嫉妬する女は嫌だとか、嫉妬する男は格好悪いだとかよく言ったもんだと思う。そんな文句を一丁前に並べておけるくせに、結局自分が誰かと仲良くしていると恋人に嫉妬してほしいだなんてただの我儘だ。
私は別にどっちだっていい。多分、自分はしない方だ。いや、限度はあると思うけれど。仲良く喋ってただの、それくらいなら気にする範疇のものじゃないと思う。


「ういっす、みょうじ」

「やあ、田中くんじゃん。どうしたの?」

「ノヤっさん居るか?教科書忘れちまってよ」

「西谷……あれ、今見当たらないね。よかったら私の貸すし、部活の時にでも西谷に渡しといて」


結局その案に落ち着き、私は机の中から引っ張り出した教科書を田中くんに手渡した。恩に着る、とぱちんと両手を合わせて頭を下げてくるので笑いながら大丈夫だと伝える。そうして丁度田中くんが教室を離れた時に、西谷が帰ってきたのだ。
ちなみに、私のお付き合いしている相手が彼である。偶然にも今年もクラスが一緒になり、万々歳だ。

さて、今日は部活が終わり次第彼の家へ訪問することになっていた。別段珍しいことでもない。
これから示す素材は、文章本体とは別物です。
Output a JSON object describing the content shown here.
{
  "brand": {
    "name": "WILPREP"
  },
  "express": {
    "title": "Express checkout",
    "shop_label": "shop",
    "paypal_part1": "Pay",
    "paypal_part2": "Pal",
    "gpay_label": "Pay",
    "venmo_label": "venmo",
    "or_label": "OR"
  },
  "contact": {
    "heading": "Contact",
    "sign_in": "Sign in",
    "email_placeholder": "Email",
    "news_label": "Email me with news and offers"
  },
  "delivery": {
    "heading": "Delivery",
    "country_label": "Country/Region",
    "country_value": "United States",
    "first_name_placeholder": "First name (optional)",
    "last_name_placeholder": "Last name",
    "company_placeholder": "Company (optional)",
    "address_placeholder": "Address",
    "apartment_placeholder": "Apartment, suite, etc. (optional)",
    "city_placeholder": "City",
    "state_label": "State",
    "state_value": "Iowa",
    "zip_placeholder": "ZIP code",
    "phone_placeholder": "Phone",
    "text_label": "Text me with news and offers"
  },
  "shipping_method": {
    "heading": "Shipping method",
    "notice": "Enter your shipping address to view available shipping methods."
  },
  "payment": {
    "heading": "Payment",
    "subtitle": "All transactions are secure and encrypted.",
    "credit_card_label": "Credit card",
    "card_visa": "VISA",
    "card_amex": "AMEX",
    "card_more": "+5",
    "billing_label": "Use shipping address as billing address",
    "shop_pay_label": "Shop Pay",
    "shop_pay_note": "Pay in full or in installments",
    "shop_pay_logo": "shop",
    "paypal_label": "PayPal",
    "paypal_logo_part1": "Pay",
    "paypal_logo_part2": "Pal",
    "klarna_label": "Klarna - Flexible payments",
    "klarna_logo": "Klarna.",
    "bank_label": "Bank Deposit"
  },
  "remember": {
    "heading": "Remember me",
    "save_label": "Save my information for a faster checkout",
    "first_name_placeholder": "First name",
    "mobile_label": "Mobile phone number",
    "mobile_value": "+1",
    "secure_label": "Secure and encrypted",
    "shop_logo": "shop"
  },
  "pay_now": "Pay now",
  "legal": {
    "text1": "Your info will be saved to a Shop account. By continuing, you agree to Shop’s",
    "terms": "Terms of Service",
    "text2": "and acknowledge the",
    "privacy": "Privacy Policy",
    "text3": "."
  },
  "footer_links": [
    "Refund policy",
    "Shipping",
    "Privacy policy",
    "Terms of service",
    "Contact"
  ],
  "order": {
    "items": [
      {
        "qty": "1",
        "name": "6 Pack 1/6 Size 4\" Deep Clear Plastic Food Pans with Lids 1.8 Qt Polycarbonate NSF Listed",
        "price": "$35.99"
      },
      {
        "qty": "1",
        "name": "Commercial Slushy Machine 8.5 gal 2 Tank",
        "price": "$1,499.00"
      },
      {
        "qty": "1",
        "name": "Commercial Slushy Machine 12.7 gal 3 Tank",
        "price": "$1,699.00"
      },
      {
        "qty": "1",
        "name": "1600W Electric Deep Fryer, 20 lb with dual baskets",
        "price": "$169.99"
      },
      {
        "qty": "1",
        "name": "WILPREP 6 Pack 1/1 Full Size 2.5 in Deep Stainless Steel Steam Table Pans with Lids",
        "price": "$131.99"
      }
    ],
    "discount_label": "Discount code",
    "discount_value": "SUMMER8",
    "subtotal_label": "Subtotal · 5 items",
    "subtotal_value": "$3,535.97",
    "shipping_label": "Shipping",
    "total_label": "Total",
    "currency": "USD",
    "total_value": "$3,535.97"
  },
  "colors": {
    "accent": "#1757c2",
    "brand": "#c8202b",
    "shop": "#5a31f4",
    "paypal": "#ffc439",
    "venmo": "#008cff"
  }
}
単に駄弁って、いい具合の時間になると適当に帰って行くのだ。私の家は厳しい方ではなく、事前に連絡さえ入れておけば咎められることはなかった。
先ほども言ったが、珍しいことでもないのだ。いつも通りのことのはずなのに、今日は少しだけ西谷の様子がおかしい。喋ってくれる言葉が少ないのだ。彼の家へ着くまではほとんど無言に近かったし。


「西谷、何怒ってん……」

「あー、どうしよう。今の俺、すげえ格好悪い」


何が、と聞こうとした瞬間に、西谷の顔が近づいてきた。噛みつくようなキスってこういうことを言うのかなんて考えてしまう。でも、それだけじゃない。いつもよりずっと荒々しいそのキスを、何度も、何度も。
ゆっくりと倒される体は、ベッドに沈んだ。突然のことだった。いつだって、こんな風に強引に触れられたことってない。


「にし、のや……待って、なに」

「お前が龍と仲良くしてんの見たら、何かちょっと」

「何で?そんなこといつも言わないのに」

「そうなんだけど、自分でも、分かんねえよ」


掠れた声で呟く西谷の眼に浮かぶのは、はっきりとした嫉妬の色。こんな時にほんの少しでも、嬉しいとか可愛いとか思ってしまうのは不謹慎か。西谷でも、そういうこと考えるんだ。
などと余裕に浸ってもいられなかった。西谷のキスは止まりそうになく、首元にまで下りてくる。指が、服の上から体の線をなぞっていく。身を捩っても、逃げられそうになかった。


「だめ、西谷」

「嫌ならぶん殴ってでも逃げてくれ、すまん、止まりそうにない」

「そんなこと言ったって」


死ぬほど恥ずかしい。今からますます恥ずかしいことになるのは分かっている。それなのに、口をついて出るのは拒む言葉ではなかった。


「だめじゃ、ない……」


その声を捉えた瞬間、西谷はまた私にキスをした。